Sekali lagi aku bertanya-tanya, kali ini aku mungkin akan menerka jawabanmu tentu ini berkaitan dengan konsentrasi ilmu yang kau pelajari di negeri Paman Sam sana.
Bacalah ini, jangan lupa tertawa bila perlu "laugh so hard you cry," Maria Johnsenku...
"Mengapa menerbitkan uang harus memiliki aturannya tersendiri, bukankah uang itu hanyalah selembar kertas yang dijadikan oleh manusia simbol kekayaan materil, tinggi rendahnya status sosial, atau jangan-jangan kita memang sengaja untuk menciptakan kasta?"

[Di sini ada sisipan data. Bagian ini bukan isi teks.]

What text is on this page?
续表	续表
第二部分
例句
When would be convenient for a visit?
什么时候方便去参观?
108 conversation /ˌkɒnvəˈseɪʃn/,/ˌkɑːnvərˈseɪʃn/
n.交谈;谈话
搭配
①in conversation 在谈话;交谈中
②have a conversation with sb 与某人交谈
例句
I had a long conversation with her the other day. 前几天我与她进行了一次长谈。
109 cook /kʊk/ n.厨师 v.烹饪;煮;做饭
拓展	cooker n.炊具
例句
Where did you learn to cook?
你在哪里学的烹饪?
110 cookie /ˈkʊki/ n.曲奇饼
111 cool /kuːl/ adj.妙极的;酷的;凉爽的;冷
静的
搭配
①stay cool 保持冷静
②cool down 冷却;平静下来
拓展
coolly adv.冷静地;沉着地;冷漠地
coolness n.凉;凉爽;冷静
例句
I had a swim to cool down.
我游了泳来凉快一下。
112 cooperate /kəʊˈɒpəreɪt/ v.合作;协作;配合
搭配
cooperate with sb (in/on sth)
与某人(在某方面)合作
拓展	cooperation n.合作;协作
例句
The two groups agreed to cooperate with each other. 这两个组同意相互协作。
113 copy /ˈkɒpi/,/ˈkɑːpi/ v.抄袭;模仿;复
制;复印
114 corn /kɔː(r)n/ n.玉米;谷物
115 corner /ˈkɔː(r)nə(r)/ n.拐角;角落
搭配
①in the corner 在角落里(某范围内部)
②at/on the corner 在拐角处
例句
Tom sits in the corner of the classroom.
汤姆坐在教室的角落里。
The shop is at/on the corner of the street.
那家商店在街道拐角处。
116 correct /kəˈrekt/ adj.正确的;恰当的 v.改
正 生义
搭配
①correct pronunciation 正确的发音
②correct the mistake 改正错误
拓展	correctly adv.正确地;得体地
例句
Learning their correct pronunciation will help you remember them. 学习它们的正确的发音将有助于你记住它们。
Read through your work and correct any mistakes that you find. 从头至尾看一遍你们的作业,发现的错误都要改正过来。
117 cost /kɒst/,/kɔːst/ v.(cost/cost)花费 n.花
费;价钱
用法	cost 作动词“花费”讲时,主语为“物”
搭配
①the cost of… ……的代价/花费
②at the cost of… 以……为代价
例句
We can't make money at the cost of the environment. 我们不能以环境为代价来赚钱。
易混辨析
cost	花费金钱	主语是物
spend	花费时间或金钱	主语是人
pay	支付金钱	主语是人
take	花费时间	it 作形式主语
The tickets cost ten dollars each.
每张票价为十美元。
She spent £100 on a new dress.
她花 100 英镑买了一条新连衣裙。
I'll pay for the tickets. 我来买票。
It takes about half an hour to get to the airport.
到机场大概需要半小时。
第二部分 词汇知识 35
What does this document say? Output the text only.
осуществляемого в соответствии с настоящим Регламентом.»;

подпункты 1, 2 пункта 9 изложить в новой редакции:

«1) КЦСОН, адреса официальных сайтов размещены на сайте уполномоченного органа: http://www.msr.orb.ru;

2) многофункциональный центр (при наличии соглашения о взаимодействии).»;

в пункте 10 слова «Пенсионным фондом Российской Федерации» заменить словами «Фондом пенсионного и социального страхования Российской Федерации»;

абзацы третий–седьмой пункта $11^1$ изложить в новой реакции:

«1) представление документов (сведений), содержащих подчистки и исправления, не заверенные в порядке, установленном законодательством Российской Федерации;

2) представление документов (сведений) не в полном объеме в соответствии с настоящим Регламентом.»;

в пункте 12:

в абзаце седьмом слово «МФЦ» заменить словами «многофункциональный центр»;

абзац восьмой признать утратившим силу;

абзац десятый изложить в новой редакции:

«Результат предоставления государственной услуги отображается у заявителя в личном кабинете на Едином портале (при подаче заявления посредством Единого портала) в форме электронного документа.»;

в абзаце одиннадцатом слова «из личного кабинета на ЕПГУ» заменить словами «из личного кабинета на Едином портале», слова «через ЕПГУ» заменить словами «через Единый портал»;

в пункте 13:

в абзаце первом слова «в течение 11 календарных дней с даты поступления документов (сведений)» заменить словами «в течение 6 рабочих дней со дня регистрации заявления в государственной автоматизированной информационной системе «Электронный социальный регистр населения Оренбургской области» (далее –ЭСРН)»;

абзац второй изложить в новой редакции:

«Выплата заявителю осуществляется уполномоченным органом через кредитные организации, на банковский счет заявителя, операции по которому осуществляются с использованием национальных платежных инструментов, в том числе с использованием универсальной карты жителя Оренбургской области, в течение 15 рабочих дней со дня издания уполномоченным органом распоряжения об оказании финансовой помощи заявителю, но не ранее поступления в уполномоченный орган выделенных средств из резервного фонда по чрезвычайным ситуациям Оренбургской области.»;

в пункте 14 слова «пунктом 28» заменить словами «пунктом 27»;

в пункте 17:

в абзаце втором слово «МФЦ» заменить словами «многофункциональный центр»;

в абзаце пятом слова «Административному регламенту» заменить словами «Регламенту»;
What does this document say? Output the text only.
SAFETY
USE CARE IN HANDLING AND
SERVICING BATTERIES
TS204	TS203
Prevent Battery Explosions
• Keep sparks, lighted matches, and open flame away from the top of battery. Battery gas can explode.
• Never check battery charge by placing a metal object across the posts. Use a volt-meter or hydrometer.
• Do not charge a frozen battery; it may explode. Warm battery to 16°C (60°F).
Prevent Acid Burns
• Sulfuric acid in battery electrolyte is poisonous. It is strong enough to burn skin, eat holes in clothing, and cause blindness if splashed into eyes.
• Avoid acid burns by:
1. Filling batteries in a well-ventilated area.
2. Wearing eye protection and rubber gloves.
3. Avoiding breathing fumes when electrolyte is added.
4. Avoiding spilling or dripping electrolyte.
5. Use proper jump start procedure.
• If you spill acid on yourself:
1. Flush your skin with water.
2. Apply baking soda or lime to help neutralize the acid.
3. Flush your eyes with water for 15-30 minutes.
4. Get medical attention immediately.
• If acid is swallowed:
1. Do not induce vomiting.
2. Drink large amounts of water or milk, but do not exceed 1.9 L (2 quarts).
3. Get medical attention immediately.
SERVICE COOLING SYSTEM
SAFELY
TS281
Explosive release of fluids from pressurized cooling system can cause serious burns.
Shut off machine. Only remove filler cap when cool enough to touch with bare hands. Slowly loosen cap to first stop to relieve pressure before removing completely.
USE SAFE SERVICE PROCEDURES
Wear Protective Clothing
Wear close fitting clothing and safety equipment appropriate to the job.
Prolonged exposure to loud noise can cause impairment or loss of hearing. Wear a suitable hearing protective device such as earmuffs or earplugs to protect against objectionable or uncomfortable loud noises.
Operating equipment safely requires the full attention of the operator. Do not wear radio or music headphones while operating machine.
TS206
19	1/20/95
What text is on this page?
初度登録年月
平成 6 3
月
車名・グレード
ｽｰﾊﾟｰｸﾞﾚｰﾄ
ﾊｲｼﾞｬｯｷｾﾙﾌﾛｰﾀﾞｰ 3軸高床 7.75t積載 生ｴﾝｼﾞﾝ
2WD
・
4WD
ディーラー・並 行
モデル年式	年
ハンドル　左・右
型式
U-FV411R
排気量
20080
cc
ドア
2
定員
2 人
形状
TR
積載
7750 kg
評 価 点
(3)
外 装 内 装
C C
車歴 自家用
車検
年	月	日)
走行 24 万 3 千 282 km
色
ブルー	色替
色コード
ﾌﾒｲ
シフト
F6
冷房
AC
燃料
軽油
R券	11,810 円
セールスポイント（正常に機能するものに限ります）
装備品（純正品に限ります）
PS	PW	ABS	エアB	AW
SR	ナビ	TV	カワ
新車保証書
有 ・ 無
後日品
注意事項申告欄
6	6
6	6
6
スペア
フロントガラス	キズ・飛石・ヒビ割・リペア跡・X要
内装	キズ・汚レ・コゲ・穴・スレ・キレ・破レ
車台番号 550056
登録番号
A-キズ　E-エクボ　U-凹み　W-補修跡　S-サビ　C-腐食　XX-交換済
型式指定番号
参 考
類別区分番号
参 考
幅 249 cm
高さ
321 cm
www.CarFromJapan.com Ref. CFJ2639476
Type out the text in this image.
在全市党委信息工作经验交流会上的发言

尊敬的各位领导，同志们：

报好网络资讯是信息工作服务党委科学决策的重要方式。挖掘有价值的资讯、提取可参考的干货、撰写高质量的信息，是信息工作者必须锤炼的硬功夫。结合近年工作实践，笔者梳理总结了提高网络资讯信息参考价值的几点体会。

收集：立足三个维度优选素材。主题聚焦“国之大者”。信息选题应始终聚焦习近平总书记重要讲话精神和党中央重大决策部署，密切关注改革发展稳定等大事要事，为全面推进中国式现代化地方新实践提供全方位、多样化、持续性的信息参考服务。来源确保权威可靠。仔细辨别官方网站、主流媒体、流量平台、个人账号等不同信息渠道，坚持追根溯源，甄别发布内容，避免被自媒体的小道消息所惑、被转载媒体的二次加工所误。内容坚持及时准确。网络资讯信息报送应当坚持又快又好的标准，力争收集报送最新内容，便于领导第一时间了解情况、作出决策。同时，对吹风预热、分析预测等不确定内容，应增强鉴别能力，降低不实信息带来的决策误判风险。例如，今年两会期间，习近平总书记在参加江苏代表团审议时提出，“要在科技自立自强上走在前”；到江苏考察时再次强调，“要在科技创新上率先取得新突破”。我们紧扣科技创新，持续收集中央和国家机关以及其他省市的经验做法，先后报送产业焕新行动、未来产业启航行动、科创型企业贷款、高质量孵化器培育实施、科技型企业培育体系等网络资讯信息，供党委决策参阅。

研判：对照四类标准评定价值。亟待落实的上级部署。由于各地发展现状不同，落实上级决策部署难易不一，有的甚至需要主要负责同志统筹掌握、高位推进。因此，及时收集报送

Aduh, semakin tolol saja aku bertanya, sebaiknya engkau tertawa sebentar sebelum lanjut membaca surat curahan hatiku yang pilu dan menjengkelkan ini, Maria.
Kalau saja kau berada di dekatku berbincang denganku saat ini tidak mustahil kau akan mengatakan:
"Hey Udik, itu sudah prosedurnya, menciptakan uang itu berpatokan pada Dollar. Tidak bisa seenak omongmu saja. Begini, jika nilai tukar mata uangku menguat, maka nilai rupiahmu melemah. Nilai uang kami melemah sedikit, bolehlah bangsamu merasa senang jua atau sekadar penghibur di headline-headline berita di sana".
Walaupun tadi aku bertanya-bertanya tentang banyak hal padamu. Â Belum senang hatiku, sekarang aku ingin bertanya perihal yang dianggap tabu dalam masyarakat di negaraku, dan menyeramkan bagi orang-orang yang mengatakan dirinya beriman.
Bacalah ini Maria kemudian hayati dengan seksama, dialog antara aku dan hatiku yang tengah mencari iman (yang) tercecer.
"Apakah Tuhan itu ada?
"Dalam ayat dan firmannya selalu mengatakan jadilah orang baik, saleh, kerjakan perintahKu maka akan Kuberikan rahmatku."